But I don’t want a slumbering existence. I want to discover, feel, and use my full potential. This is how depth psychologist Carder Stout describes them: “Synchronicities are incidents of spiritual significance that ask us to momentarily dampen our self-obsession and consider the possibility of the divine.”
How do you notice synchronicity? For me, it’s a strange, weird, and exciting feeling: as if an invisible hand gives me a subtle, little push that throws me off balance, if only for a nanosecond. It’s as if time freezes for a moment. With synchronicity, it seems as if coincidence and meaning come together in exactly the same moment and fleetingly spark. As if a direct live connection is being established between one’s inner world and something in the outside world. As if the mysterious universe ever so briefly winks.
I myself no longer doubt synchronicity or coincidence. It only takes me a nanosecond to sense whether I need to “do” something with an occurrence or whether it just happens to cross my path. Sometimes something catches my eye and I can’t feel anything itching or wrenching. Then I simply see “what is.” I intuitively feel if something is meaningful. Sometimes I don’t know yet what it is I need to “do” with it. In those cases, I store it in my heart by way of a subtle clue. I have a little junk drawer full of hints there, and occasionally something comes falling out: oh, I see now what I needed that for! Sometimes the energy is strong and clear; sometimes I shrug my shoulders and just wait to find out what the hint was. Sometimes I think that something is significant, and later feel nothing; then I let it go.
Playing Around with Synchronicity
Don’t think too tritely. Often hints will be subtle, cryptic, to be understood only by you. You might occasionally find a pack of chewing gum in your bag after eating falafel for lunch, but generally it works a tad more subtly than that.
Be careful with rational explanations. Let an observation steep like tea and gradually unfold, but don’t force a meaning beyond the one that spontaneously pops up.
Use your senses. The eye and the ear are the usual suspects, but also try to deploy your other three senses. Taste, smell, and touch can also be indicators. Let your senses cooperate as one big synchronicity Velcro tape.
To find hints, you have to more or less know what you want to guide. Shoot a question into the cosmos now and then, and allow yourself to be surprised. Whether you’re a manifesting type or not, coincidence follows your attention, and your attention follows your intentions. Occasionally something feels like a coincidence, but it can also be that unconsciously you were already prepared for it.
Trust your intuition when it comes to synchronicity. If something doesn’t feel like a coincidence, allow yourself to follow that feeling. If it does feel like a coincidence, do so as well. Trust your unconscious, your first hunches, and your own observation. How other people interpret your experiences is totally irrelevant, as long as you don’t cause harm to yourself or others. This is an inside game.

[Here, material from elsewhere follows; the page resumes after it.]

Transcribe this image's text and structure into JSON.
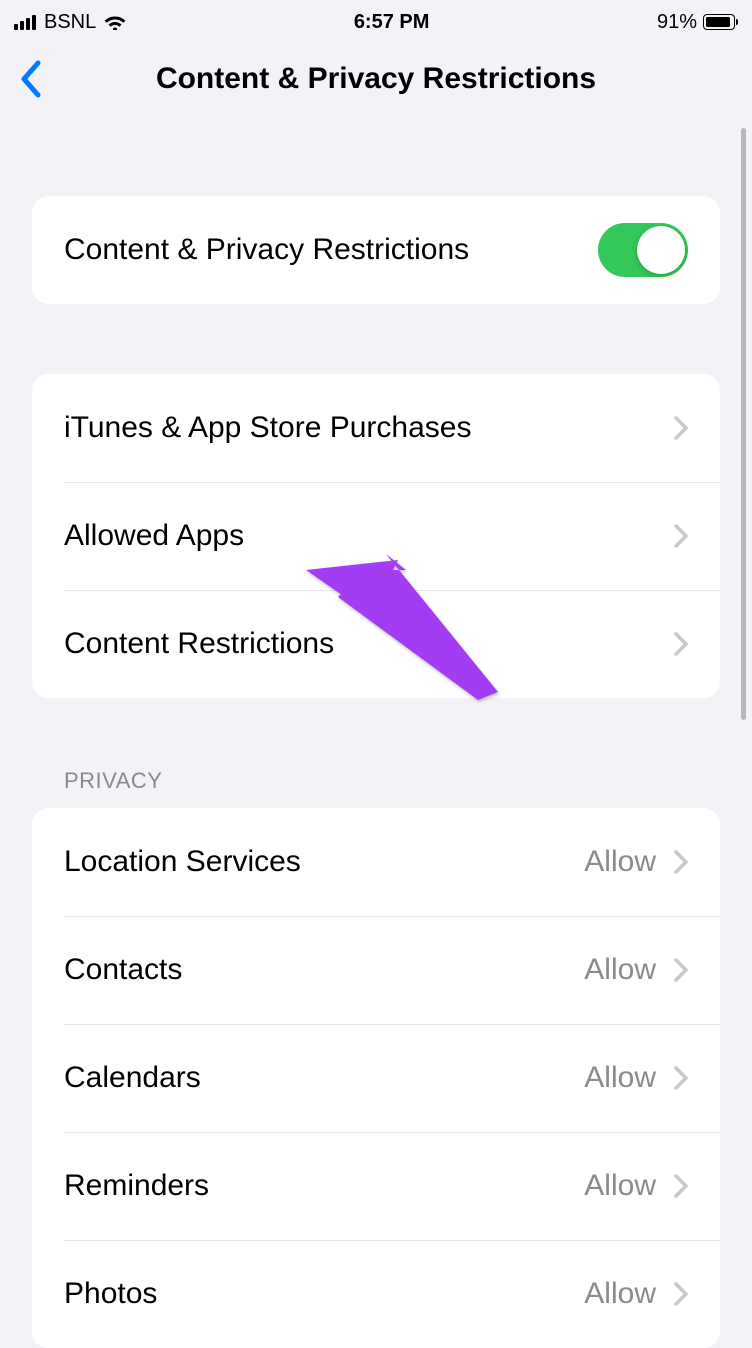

Don’t underestimate the power of synchronicity. Although we like to think that all conscious decisions are informed by reason, all the things you experience and observe are equally significant.
// On Dreaming
Messages from your unconscious
I’m a vivid dreamer. A former lover often called me “Josephine” whenever I woke up from a captivating dream—a reference to the biblical Joseph whose dreams predicted the future. This isn’t to say that I can predict the future, but boy oh boy, I can sure dream. It’s something that began during my childhood, when I already dreamed often and very vividly, and never went away. At times, for me, sleeping is like going to the movies: a dream unfolds, with a scenario, protagonists, and a denouement. In the morning, I sometimes still feel tired, as if I’m leading two lives simultaneously: one awake and one sleeping existence.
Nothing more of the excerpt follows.